The second wave of 'Payback Australia', an independent study commissioned by ThinkTV, found that television ads deliver a return on investment of $8.90 per every dollar spent. This was almost double the next most effective channel, radio, which delivered a $5 return.
Search, the leading digital channel, provided a $3.20 return, while online display offered $1.50, behind cinema ($3) and print ($1.60).
The study was based on a 20% sample of the overall automotive market in Australia, with a combined annual media budget of $150 million per year. This included four automotive brands and 30 different models over a three year period.
The research takes into account various factors that affect a sale, such as promotions, seasonal variations, PR, macro-economic factors, new model launches and other variables that may impact sales.
What the study does is attempt to isolate the major factor that delivers sales and assess how media investment causes an uplift.
It shows that media investment has a 12% impact on car sales, worth about $4.26 billion each year to automotive brands in Australia. This is much greater than the FMCG category, where media led to a 3% uplift.
The most telling chart is that TV contributed to 81% of the media uplift, despite only having a 53% average media allocation.
Digital (display, video, social) on the other hand, had 17% of automotive media budget but only contributed to a 5% uplift.
The study raises questions about why marketers over spend on digital when it doesn't produce the most effective results.
In fact, the study found that a $200,000 reallocation from digital to TV led to an incremental revenue lift of $1.08 million, while the same investment in digital only produced a $350,000 lift.
"When the marketing world is placing greater focus on business outcomes, this extensive econometric modelling for the auto category has proven how critical TV is within the media mix. When it comes to the Australian automotive sector, TV is a critical factor in driving sales," Ebiquity Asia Pacific managing director Richard Basil-Jones said.
So why the over-investment in digital?
Industry sources believe that it's easier for marketers to use and justify digital spend on quarterly reporting cycles than the more expensive, yet effective, investments in TV.
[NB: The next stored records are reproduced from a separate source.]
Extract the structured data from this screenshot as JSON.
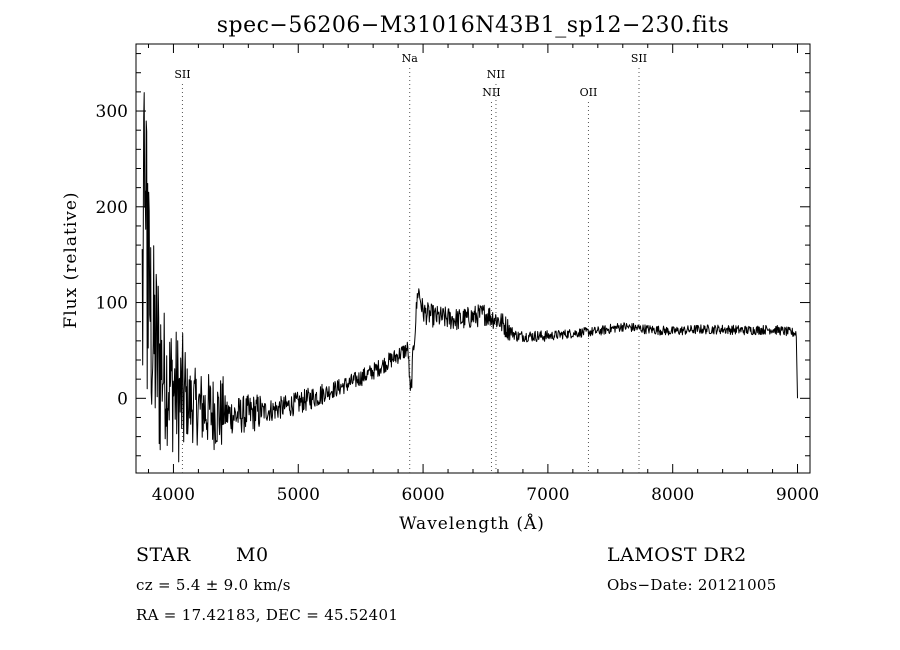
{
  "chart_data": {
    "type": "line",
    "title": "spec−56206−M31016N43B1_sp12−230.fits",
    "xlabel": "Wavelength (Å)",
    "ylabel": "Flux (relative)",
    "xlim": [
      3700,
      9100
    ],
    "ylim": [
      -78,
      370
    ],
    "x_ticks": [
      4000,
      5000,
      6000,
      7000,
      8000,
      9000
    ],
    "y_ticks": [
      0,
      100,
      200,
      300
    ],
    "x_tick_labels": [
      "4000",
      "5000",
      "6000",
      "7000",
      "8000",
      "9000"
    ],
    "y_tick_labels": [
      "0",
      "100",
      "200",
      "300"
    ],
    "grid": false,
    "legend": "none",
    "line_color": "#000000",
    "series": [
      {
        "x": [
          3750,
          3790,
          3830,
          3880,
          3950,
          4050,
          4200,
          4350,
          4500,
          4650,
          4800,
          5000,
          5200,
          5400,
          5600,
          5800,
          5880,
          5900,
          5920,
          5960,
          6000,
          6100,
          6300,
          6500,
          6600,
          6750,
          7000,
          7200,
          7400,
          7600,
          7800,
          8000,
          8200,
          8400,
          8600,
          8800,
          8990
        ],
        "y": [
          100,
          150,
          60,
          40,
          20,
          0,
          -10,
          -15,
          -18,
          -15,
          -12,
          -5,
          5,
          15,
          28,
          45,
          52,
          0,
          45,
          115,
          90,
          85,
          82,
          88,
          82,
          65,
          65,
          68,
          70,
          75,
          72,
          70,
          72,
          72,
          71,
          72,
          68
        ]
      }
    ],
    "spectral_lines": [
      {
        "label": "SII",
        "x": 4072,
        "row": 1
      },
      {
        "label": "Na",
        "x": 5893,
        "row": 0
      },
      {
        "label": "NII",
        "x": 6548,
        "row": 2
      },
      {
        "label": "NII",
        "x": 6584,
        "row": 1
      },
      {
        "label": "OII",
        "x": 7325,
        "row": 2
      },
      {
        "label": "SII",
        "x": 7730,
        "row": 0
      }
    ]
  },
  "info": {
    "object_class": "STAR",
    "subclass": "M0",
    "survey": "LAMOST DR2",
    "cz": "cz = 5.4 ± 9.0 km/s",
    "obs_date": "Obs−Date: 20121005",
    "radec": "RA =  17.42183, DEC =  45.52401"
  }
}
There's also a lack of understanding about how effective digital really is and an over-reliance on end of funnel attribution rather than considering the earlier effects of brand awareness that above the line advertising brings.
Ebiquity, which prides itself on being channel agnostic and not "being on anyone's Christmas card list", says the fastest growing part of its business is its marketing performance optimisation business, which provides insights into which channels perform best.